I held Huckleberry, stroking his back, then put him on the floor. He lay on his side, breathing laboured, feet twitching, unable to stand.
"You're still gonna need a vet," said the supervisor.
I held Huckleberry in my hands, so terribly and uncharacteristically still. "I think so. But I still really appreciate you rescuing him." The firemen collected their equipment, handing me the biggest piece of the dishwasher panel. Five firemen clomped off in single file, each giving a final subdued look at a man by the back sliding glass door worriedly holding a tiny ferret.
I readied the cat travel-box, filled the drinking tube and attached it, then put Huckleberry and a few blankets inside. Outside it was below freezing. I drove to the nearest 24 hour vet hospital: closed, and so was the next. I never knew you had to call first. I drove a long way to a third one, the biggest in town, then realised that if that one wasn't open none would be.
I kept talking to and checking on Huckleberry. "You're gonna be okay, just hold on."
I stopped at a service station, explained the situation, and asked to borrow their phone and phone book. They didn't charge me. Now one am, I woke an emergency vet and he agreed to meet me at the surgery about fifteen minutes away. When I arrived I realised the pet drink-bottle with a little ballbearing in the nozzle had been leaking. In the freezing night air, Huckleberry had been lying in a puddle.
The vet, tired but long-accustomed to interrupted sleep, examined Huckleberry while encouraging him to walk across the examination table. Huckleberry lay there almost inertly, his breathing shallow. "He's gone into shock," said the vet. "I've given him an injection for that, but it really depends on whether there's been any organ damage. I'd say his chances are about fifty percent," but the concerned expression under his short grey hair said that was an exaggeration. "All you can do is take him home and keep him warm, and he might make it."
At home I wrapped Huckleberry in blankets with his head sticking out, and a bowl of water within easy reach. I checked Huckleberry's breathing. Now 4.30 am, I had a troubled sleep on the couch.
I woke at seven am. Huckleberry had stopped breathing and was cold. Later I slept again, then called my mother to ask whether I could bury Hucklebery in their backyard.
At 11 am when I put Huckleberry in the travel box for the short trip to my parents' place, he was already stiff. I held him up to my nose one last time, smelled his musky scent, patted his fur.

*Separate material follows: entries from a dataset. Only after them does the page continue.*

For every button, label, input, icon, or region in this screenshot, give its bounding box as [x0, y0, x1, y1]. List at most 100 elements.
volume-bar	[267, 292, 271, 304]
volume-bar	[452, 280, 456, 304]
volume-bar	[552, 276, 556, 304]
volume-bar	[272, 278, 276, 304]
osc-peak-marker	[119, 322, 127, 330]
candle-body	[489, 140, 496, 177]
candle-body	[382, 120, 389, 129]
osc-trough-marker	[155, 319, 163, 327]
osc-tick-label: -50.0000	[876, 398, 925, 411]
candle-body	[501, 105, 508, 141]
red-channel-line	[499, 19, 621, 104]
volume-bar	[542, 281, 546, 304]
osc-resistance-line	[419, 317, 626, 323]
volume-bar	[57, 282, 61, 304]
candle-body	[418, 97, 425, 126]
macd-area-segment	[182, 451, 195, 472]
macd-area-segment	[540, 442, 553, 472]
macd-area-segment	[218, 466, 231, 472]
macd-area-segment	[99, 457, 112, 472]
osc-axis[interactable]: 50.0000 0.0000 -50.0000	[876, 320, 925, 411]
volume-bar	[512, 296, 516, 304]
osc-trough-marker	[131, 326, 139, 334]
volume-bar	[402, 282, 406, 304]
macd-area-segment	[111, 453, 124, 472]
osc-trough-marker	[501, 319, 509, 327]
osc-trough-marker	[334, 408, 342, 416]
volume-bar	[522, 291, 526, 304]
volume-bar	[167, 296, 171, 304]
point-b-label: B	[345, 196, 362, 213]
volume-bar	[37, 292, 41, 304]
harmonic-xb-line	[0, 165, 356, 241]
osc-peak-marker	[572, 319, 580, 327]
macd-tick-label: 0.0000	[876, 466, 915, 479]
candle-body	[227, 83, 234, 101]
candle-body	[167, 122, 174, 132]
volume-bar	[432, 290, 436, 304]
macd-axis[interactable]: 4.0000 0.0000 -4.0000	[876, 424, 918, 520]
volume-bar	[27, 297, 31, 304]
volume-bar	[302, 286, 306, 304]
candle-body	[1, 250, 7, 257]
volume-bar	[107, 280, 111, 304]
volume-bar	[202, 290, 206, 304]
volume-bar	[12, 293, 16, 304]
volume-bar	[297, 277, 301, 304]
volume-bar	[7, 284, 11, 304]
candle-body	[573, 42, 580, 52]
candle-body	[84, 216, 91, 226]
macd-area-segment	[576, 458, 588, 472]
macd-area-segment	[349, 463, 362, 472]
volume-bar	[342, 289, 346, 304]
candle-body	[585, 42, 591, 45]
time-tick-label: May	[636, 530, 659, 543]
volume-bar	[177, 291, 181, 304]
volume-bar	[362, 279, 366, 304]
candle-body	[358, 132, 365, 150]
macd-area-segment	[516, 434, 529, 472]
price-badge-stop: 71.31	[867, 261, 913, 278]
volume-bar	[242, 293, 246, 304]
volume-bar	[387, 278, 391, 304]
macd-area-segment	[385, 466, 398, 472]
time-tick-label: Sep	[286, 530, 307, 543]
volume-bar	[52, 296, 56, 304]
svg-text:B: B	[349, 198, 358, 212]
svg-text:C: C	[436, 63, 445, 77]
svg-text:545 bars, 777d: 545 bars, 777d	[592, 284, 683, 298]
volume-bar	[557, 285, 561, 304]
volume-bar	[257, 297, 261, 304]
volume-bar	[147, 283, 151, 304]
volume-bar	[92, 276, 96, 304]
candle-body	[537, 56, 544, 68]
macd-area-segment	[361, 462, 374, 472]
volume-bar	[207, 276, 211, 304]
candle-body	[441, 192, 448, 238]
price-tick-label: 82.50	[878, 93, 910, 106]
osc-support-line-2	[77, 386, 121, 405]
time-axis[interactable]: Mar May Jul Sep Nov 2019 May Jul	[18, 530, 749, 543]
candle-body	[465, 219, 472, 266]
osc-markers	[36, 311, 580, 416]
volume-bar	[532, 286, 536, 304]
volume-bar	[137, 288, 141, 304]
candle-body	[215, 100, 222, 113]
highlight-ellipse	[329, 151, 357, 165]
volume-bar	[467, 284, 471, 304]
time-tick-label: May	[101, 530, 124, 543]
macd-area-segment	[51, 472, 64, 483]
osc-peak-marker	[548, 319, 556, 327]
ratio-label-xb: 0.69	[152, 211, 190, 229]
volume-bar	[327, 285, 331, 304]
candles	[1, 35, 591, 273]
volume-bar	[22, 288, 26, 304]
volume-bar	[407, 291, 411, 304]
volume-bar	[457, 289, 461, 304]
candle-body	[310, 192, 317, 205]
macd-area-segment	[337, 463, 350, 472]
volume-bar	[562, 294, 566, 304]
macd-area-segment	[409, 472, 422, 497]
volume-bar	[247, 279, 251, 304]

The smell was too much. That was the only thing unchanged. I cried a little for the accident-prone ferret I didn't want in the first place, now stilll for the first and final time. I remembered the day K and I bought him from the breeder as company for the older ferret, Dooker. He was so tiny, but he still fought with Ozziecat, the toughest and biggest cat I and everyone I know have ever seen. Ozzie tolerated him, soon even accepting him as family, and often cuddled with him. Smells recall a million memories, even if only six months worth. "You dumb ferret. Why'd you have to get stuck like that?" I patted his back again. "I miss you."
I let the cats and Dooker see Huckleberry and say goodbye. I gathered some of Huckleberry's toys, pingpong balls and other plastic objects he loved to fetch, and a bucketful of the disputed flowers.
I dug a deep hole between the rose bushes, held him again, and cried one final time. I prepared a bed of flowers at the base of the hole; deliberately silent, I lowered him onto the flowers, then his toys, then another layer of flowers. I shovelled in the soil, then made a ring of zygo flowers around the grave.
The following day I collected the photographs I'd taken a few days before.
Postscript:
K called from Hawaii to say that Huckleberry visited her as a green light hanging over the bed. She didn't know at that point that he'd died. She says he's with her now.